While the towing U bolts are strong, there is not enough area there to tie things to. A solution is to string ropes through the U bolts and then bring them up to the docking cleats on the top of boat. Instead of that, I built three (3), 3 to 4 foot long ropes out of very heavy 3/4 inch line to attach to the towing eyes. Galvanized shackles on one end attached to the boat and on the other end a large braided polypropylene eye to attach lines to and through. This also has the advantage that everywhere something is connected to the boat, it is underwater during storm, which should keep it cool and help lines survive periods of high load. It has disadvantage that if the shackle or U bolt fails, the lines will go free with no top side cleat to try to hold on.

On the front, the trailer eye is hard to get to, so I used a large hook with spring lock and here, used metal eye on the water end – connect lines using shackles, as exist on anchor lines – anchor removed. On some, used anchor lines on shore with chain in a loop around piling – that worked very well.

The canal faces east – there are 2 lines to shore on both the front and the rear of the boat and for bonus points, a pair of north / south (side) lines to keep the boat from getting too close to the shore. If all goes as planned, these side lines never take a load. Also, with Irma, weather forecast said strongest winds would be from the south, so added an extra set of lines from the boat right rear U bolt to a separate piling on the shore. Both lines would have to fail to send the boat wondering.

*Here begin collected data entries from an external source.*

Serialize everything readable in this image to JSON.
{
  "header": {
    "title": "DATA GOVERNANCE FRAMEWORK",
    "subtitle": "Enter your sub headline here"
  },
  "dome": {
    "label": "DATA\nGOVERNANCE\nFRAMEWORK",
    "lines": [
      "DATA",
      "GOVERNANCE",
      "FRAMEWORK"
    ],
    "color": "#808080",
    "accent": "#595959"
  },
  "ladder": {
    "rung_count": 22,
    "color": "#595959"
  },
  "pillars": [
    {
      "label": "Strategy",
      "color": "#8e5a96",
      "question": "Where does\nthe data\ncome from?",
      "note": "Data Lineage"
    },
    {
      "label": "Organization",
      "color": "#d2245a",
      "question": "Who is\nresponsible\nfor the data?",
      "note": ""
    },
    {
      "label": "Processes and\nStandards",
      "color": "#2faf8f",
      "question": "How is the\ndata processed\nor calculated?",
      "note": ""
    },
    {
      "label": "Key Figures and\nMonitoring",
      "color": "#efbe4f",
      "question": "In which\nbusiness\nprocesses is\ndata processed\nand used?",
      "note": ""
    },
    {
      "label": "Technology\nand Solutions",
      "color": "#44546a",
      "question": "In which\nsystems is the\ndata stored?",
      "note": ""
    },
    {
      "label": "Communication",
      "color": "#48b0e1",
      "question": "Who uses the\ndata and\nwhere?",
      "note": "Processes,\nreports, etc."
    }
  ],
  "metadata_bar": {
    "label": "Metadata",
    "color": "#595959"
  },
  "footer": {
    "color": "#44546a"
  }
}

When get done, the boat looks like this in the canal. Most of the front line attachments are not visible – they are all underwater.

A nice photo, observe it also has a different boat on a lift to the left and a jet ski on a floating dock on the far side. BOTH also survived the storm though the floating dock was doing a backward wheelie at highest part of storm tide with its nose held under the seawall.

Most of the lines were sent from boat to shore around piling and then back to the boat. This made it possible to adjust line length from the boat to all shore attach points. I note that it also means that when you get done adjusting all the lines you have to SWIM to shore! I have seen people make mistake of trying to keep the boat off the dock, but close enough to make the jump. No! put the boat in the middle and swim in.

To do better, each line from shore to boat should be distinct line so that one failure would not allow the doubled line to unwind. It didn’t matter, everything held. Also, advice from many says that the lines need to be tied DOWN to the dock so they do not get pulled above the piling. Used small ropes and bowline knots to keep the lines near bottom of the piling, allowing the lines to slide but keeping them held down on the pilings. This worked out to be extra prep with no return because the water never got high enough for it to matter.

As predicted on the news, the water did get high though. Not like a direct hit, keys style high, but higher than I have ever seen it before at this location. It got about 6 inches above the level in the photo below. The boat was not troubled and found the windy day to be similar to a pretty ordinary day in the ocean. There was lots of mess to clean up, but no damage.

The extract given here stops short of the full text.